So, Mark and Katie keep talking about this place called Alaska and how special it is and how amazing it’s going to be. Well, naturally I got excited. I mean, dolphins, whales and sea lions are kind of what I live for these days. Throw in some salmon carcasses and some bull kelp and I figured this might be where I settle down eventually. That is until I started doing a little online research and found out Alaska’s dirty little secret. That place is crawling with bears. And I’m not talking about the cuddly little Missoula Valley black bears, people.

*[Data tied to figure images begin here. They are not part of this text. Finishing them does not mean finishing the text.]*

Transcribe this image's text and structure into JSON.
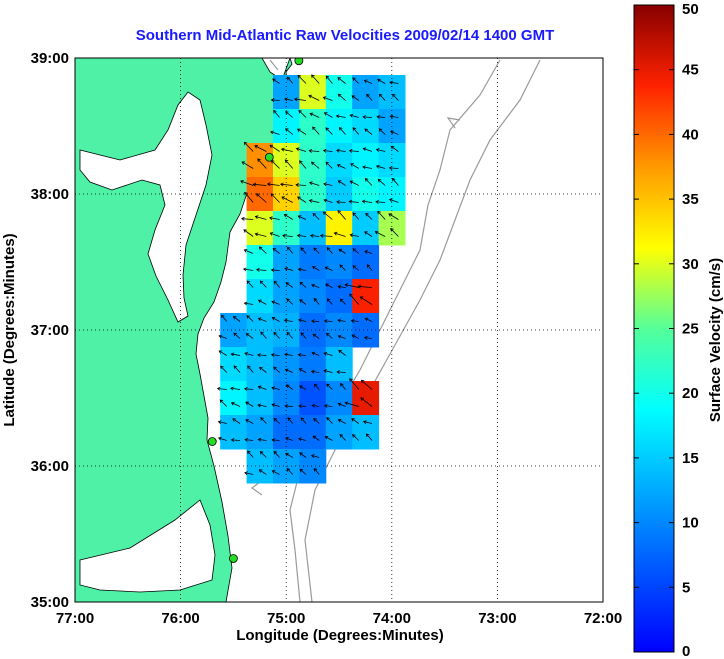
{
  "chart_data": {
    "type": "heatmap",
    "title": "Southern Mid-Atlantic Raw Velocities 2009/02/14 1400 GMT",
    "xlabel": "Longitude (Degrees:Minutes)",
    "ylabel": "Latitude (Degrees:Minutes)",
    "xlim": [
      -77,
      -72
    ],
    "ylim": [
      35,
      39
    ],
    "x_ticks": [
      {
        "value": -77,
        "label": "77:00"
      },
      {
        "value": -76,
        "label": "76:00"
      },
      {
        "value": -75,
        "label": "75:00"
      },
      {
        "value": -74,
        "label": "74:00"
      },
      {
        "value": -73,
        "label": "73:00"
      },
      {
        "value": -72,
        "label": "72:00"
      }
    ],
    "y_ticks": [
      {
        "value": 35,
        "label": "35:00"
      },
      {
        "value": 36,
        "label": "36:00"
      },
      {
        "value": 37,
        "label": "37:00"
      },
      {
        "value": 38,
        "label": "38:00"
      },
      {
        "value": 39,
        "label": "39:00"
      }
    ],
    "grid": true,
    "colorbar": {
      "label": "Surface Velocity (cm/s)",
      "min": 0,
      "max": 50,
      "ticks": [
        0,
        5,
        10,
        15,
        20,
        25,
        30,
        35,
        40,
        45,
        50
      ],
      "colormap": "jet"
    },
    "stations": [
      {
        "lon": -74.88,
        "lat": 38.98
      },
      {
        "lon": -75.16,
        "lat": 38.27
      },
      {
        "lon": -75.7,
        "lat": 36.18
      },
      {
        "lon": -75.5,
        "lat": 35.32
      }
    ],
    "velocity_field": {
      "units": "cm/s",
      "lon": [
        -75.5,
        -75.25,
        -75.0,
        -74.75,
        -74.5,
        -74.25,
        -74.0
      ],
      "lat": [
        38.75,
        38.5,
        38.25,
        38.0,
        37.75,
        37.5,
        37.25,
        37.0,
        36.75,
        36.5,
        36.25,
        36.0
      ],
      "speed": [
        [
          null,
          null,
          12,
          30,
          20,
          12,
          14
        ],
        [
          null,
          null,
          18,
          22,
          18,
          16,
          12
        ],
        [
          null,
          38,
          30,
          22,
          16,
          18,
          16
        ],
        [
          null,
          40,
          34,
          22,
          15,
          20,
          18
        ],
        [
          null,
          30,
          22,
          14,
          32,
          15,
          28
        ],
        [
          null,
          20,
          12,
          9,
          10,
          8,
          null
        ],
        [
          null,
          16,
          12,
          10,
          8,
          44,
          null
        ],
        [
          12,
          14,
          13,
          8,
          10,
          8,
          null
        ],
        [
          16,
          14,
          11,
          9,
          14,
          null,
          null
        ],
        [
          18,
          14,
          10,
          6,
          10,
          45,
          null
        ],
        [
          14,
          12,
          8,
          8,
          12,
          14,
          null
        ],
        [
          null,
          14,
          12,
          10,
          null,
          null,
          null
        ]
      ]
    }
  },
  "colors": {
    "title": "#1a1aff",
    "land": "#4ef1a6",
    "station": "#22dd22",
    "grid": "#000000"
  }
}
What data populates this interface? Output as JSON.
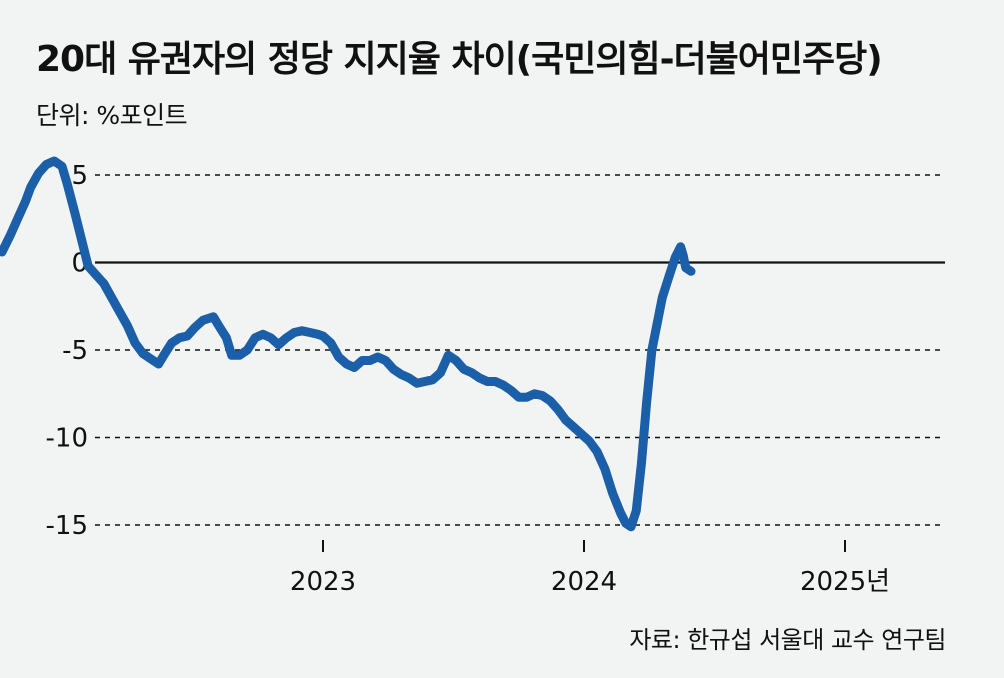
{
  "chart_data": {
    "type": "line",
    "title": "20대 유권자의 정당 지지율 차이(국민의힘-더불어민주당)",
    "unit_label": "단위: %포인트",
    "source": "자료: 한규섭 서울대 교수 연구팀",
    "y_ticks": [
      "5",
      "0",
      "-5",
      "-10",
      "-15"
    ],
    "y_tick_values": [
      5,
      0,
      -5,
      -10,
      -15
    ],
    "x_ticks": [
      "2023",
      "2024",
      "2025년"
    ],
    "x_tick_values": [
      2023.0,
      2024.0,
      2025.0
    ],
    "xlim": [
      2021.75,
      2025.45
    ],
    "ylim": [
      -16,
      7
    ],
    "grid": "dashed horizontal",
    "zero_line": true,
    "line_color": "#1a5fa8",
    "series": [
      {
        "name": "",
        "points": [
          [
            2021.77,
            0.6
          ],
          [
            2021.8,
            1.5
          ],
          [
            2021.83,
            2.5
          ],
          [
            2021.86,
            3.5
          ],
          [
            2021.88,
            4.3
          ],
          [
            2021.91,
            5.1
          ],
          [
            2021.94,
            5.6
          ],
          [
            2021.97,
            5.8
          ],
          [
            2022.0,
            5.5
          ],
          [
            2022.02,
            4.5
          ],
          [
            2022.05,
            2.8
          ],
          [
            2022.08,
            1.0
          ],
          [
            2022.1,
            -0.2
          ],
          [
            2022.13,
            -0.7
          ],
          [
            2022.16,
            -1.2
          ],
          [
            2022.19,
            -2.0
          ],
          [
            2022.22,
            -2.8
          ],
          [
            2022.25,
            -3.6
          ],
          [
            2022.28,
            -4.6
          ],
          [
            2022.31,
            -5.2
          ],
          [
            2022.34,
            -5.5
          ],
          [
            2022.37,
            -5.8
          ],
          [
            2022.39,
            -5.3
          ],
          [
            2022.42,
            -4.6
          ],
          [
            2022.45,
            -4.3
          ],
          [
            2022.48,
            -4.2
          ],
          [
            2022.51,
            -3.7
          ],
          [
            2022.54,
            -3.3
          ],
          [
            2022.58,
            -3.1
          ],
          [
            2022.6,
            -3.6
          ],
          [
            2022.63,
            -4.3
          ],
          [
            2022.65,
            -5.3
          ],
          [
            2022.68,
            -5.3
          ],
          [
            2022.71,
            -5.0
          ],
          [
            2022.74,
            -4.3
          ],
          [
            2022.77,
            -4.1
          ],
          [
            2022.8,
            -4.3
          ],
          [
            2022.83,
            -4.7
          ],
          [
            2022.86,
            -4.3
          ],
          [
            2022.89,
            -4.0
          ],
          [
            2022.92,
            -3.9
          ],
          [
            2022.95,
            -4.0
          ],
          [
            2022.98,
            -4.1
          ],
          [
            2023.0,
            -4.2
          ],
          [
            2023.03,
            -4.6
          ],
          [
            2023.06,
            -5.4
          ],
          [
            2023.09,
            -5.8
          ],
          [
            2023.12,
            -6.0
          ],
          [
            2023.15,
            -5.6
          ],
          [
            2023.18,
            -5.6
          ],
          [
            2023.21,
            -5.4
          ],
          [
            2023.24,
            -5.6
          ],
          [
            2023.27,
            -6.1
          ],
          [
            2023.3,
            -6.4
          ],
          [
            2023.33,
            -6.6
          ],
          [
            2023.36,
            -6.9
          ],
          [
            2023.39,
            -6.8
          ],
          [
            2023.42,
            -6.7
          ],
          [
            2023.45,
            -6.3
          ],
          [
            2023.48,
            -5.3
          ],
          [
            2023.51,
            -5.6
          ],
          [
            2023.54,
            -6.1
          ],
          [
            2023.57,
            -6.3
          ],
          [
            2023.6,
            -6.6
          ],
          [
            2023.63,
            -6.8
          ],
          [
            2023.66,
            -6.8
          ],
          [
            2023.69,
            -7.0
          ],
          [
            2023.72,
            -7.3
          ],
          [
            2023.75,
            -7.7
          ],
          [
            2023.78,
            -7.7
          ],
          [
            2023.81,
            -7.5
          ],
          [
            2023.84,
            -7.6
          ],
          [
            2023.87,
            -7.9
          ],
          [
            2023.9,
            -8.4
          ],
          [
            2023.93,
            -9.0
          ],
          [
            2023.96,
            -9.4
          ],
          [
            2023.99,
            -9.8
          ],
          [
            2024.02,
            -10.2
          ],
          [
            2024.05,
            -10.8
          ],
          [
            2024.08,
            -11.8
          ],
          [
            2024.11,
            -13.2
          ],
          [
            2024.14,
            -14.3
          ],
          [
            2024.16,
            -14.9
          ],
          [
            2024.18,
            -15.1
          ],
          [
            2024.2,
            -14.2
          ],
          [
            2024.22,
            -11.5
          ],
          [
            2024.24,
            -8.0
          ],
          [
            2024.26,
            -5.0
          ],
          [
            2024.28,
            -3.5
          ],
          [
            2024.3,
            -2.0
          ],
          [
            2024.33,
            -0.6
          ],
          [
            2024.35,
            0.3
          ],
          [
            2024.37,
            0.9
          ],
          [
            2024.38,
            0.4
          ],
          [
            2024.39,
            -0.3
          ],
          [
            2024.41,
            -0.5
          ]
        ]
      }
    ]
  }
}
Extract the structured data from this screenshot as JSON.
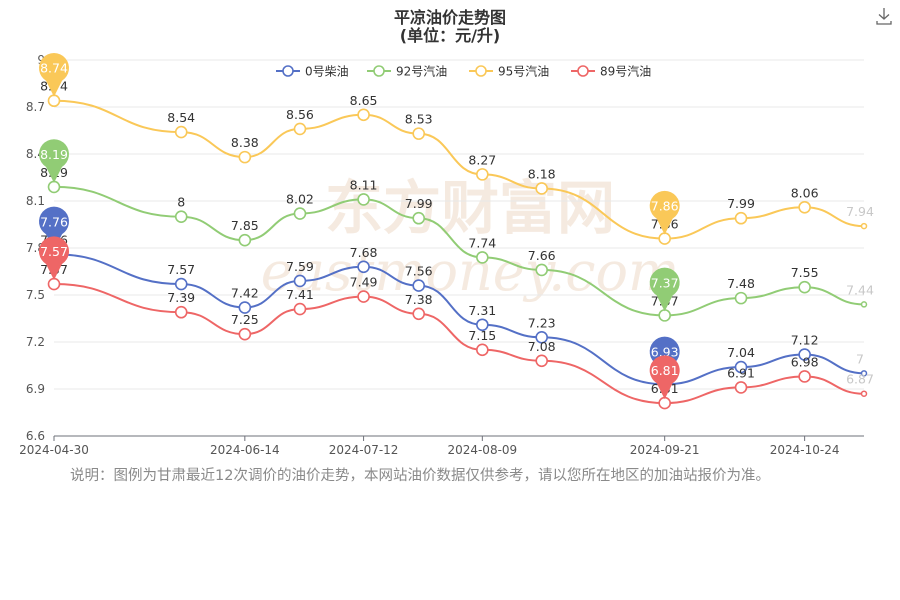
{
  "title": "平凉油价走势图",
  "subtitle": "(单位：元/升)",
  "note": "说明：图例为甘肃最近12次调价的油价走势，本网站油价数据仅供参考，请以您所在地区的加油站报价为准。",
  "watermark": {
    "cn": "东方财富网",
    "en": "eastmoney.com"
  },
  "download_icon": "download-icon",
  "chart_data": {
    "type": "line",
    "smooth": true,
    "ylim": [
      6.6,
      9.0
    ],
    "yticks": [
      "6.6",
      "6.9",
      "7.2",
      "7.5",
      "7.8",
      "8.1",
      "8.4",
      "8.7",
      "9"
    ],
    "xtick_labels": [
      "2024-04-30",
      "2024-06-14",
      "2024-07-12",
      "2024-08-09",
      "2024-09-21",
      "2024-10-24"
    ],
    "x": [
      "2024-04-30",
      "2024-05-30",
      "2024-06-14",
      "2024-06-27",
      "2024-07-12",
      "2024-07-25",
      "2024-08-09",
      "2024-08-23",
      "2024-09-21",
      "2024-10-09",
      "2024-10-24",
      "2024-11-07"
    ],
    "legend_position": "top-center",
    "series": [
      {
        "name": "0号柴油",
        "color": "#5470c6",
        "values": [
          7.76,
          7.57,
          7.42,
          7.59,
          7.68,
          7.56,
          7.31,
          7.23,
          6.93,
          7.04,
          7.12,
          7.0
        ],
        "labels": [
          "7.76",
          "7.57",
          "7.42",
          "7.59",
          "7.68",
          "7.56",
          "7.31",
          "7.23",
          "6.93",
          "7.04",
          "7.12",
          "7"
        ]
      },
      {
        "name": "92号汽油",
        "color": "#91cc75",
        "values": [
          8.19,
          8.0,
          7.85,
          8.02,
          8.11,
          7.99,
          7.74,
          7.66,
          7.37,
          7.48,
          7.55,
          7.44
        ],
        "labels": [
          "8.19",
          "8",
          "7.85",
          "8.02",
          "8.11",
          "7.99",
          "7.74",
          "7.66",
          "7.37",
          "7.48",
          "7.55",
          "7.44"
        ]
      },
      {
        "name": "95号汽油",
        "color": "#fac858",
        "values": [
          8.74,
          8.54,
          8.38,
          8.56,
          8.65,
          8.53,
          8.27,
          8.18,
          7.86,
          7.99,
          8.06,
          7.94
        ],
        "labels": [
          "8.74",
          "8.54",
          "8.38",
          "8.56",
          "8.65",
          "8.53",
          "8.27",
          "8.18",
          "7.86",
          "7.99",
          "8.06",
          "7.94"
        ]
      },
      {
        "name": "89号汽油",
        "color": "#ee6666",
        "values": [
          7.57,
          7.39,
          7.25,
          7.41,
          7.49,
          7.38,
          7.15,
          7.08,
          6.81,
          6.91,
          6.98,
          6.87
        ],
        "labels": [
          "7.57",
          "7.39",
          "7.25",
          "7.41",
          "7.49",
          "7.38",
          "7.15",
          "7.08",
          "6.81",
          "6.91",
          "6.98",
          "6.87"
        ]
      }
    ],
    "max_markers": [
      {
        "series": "0号柴油",
        "index": 0
      },
      {
        "series": "92号汽油",
        "index": 0
      },
      {
        "series": "95号汽油",
        "index": 0
      },
      {
        "series": "89号汽油",
        "index": 0
      }
    ],
    "min_markers": [
      {
        "series": "0号柴油",
        "index": 8
      },
      {
        "series": "92号汽油",
        "index": 8
      },
      {
        "series": "95号汽油",
        "index": 8
      },
      {
        "series": "89号汽油",
        "index": 8
      }
    ]
  }
}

I’m talking about 1500 pound, salmon fed, golden retriever eating machines.

They wanted me to come, in fact they practically begged me to come, but I politely declined. I think they take me for some kind of a ferocious bear maiming   hound from the steppes of Eastern Russia or something, and that’s just not me. If they ever need protection from squirrels or lizards, or smallish waterfowl, I’m their guy, but this bear watching thing is just going too far.

I called up Grandpa Mike and Grandma Judi and asked if I could crash on their couch for the summer (although I’ll work my way into the master bed before they know what hit ’em). I’ve heard legend of daily five mile walks, air conditioned quarters, scraps from the table, and snuggling like you wouldn’t believe. When Katie and Mark come back to pick me up in a few months, I have a feeling they’re going to have to drag me away kicking and screaming.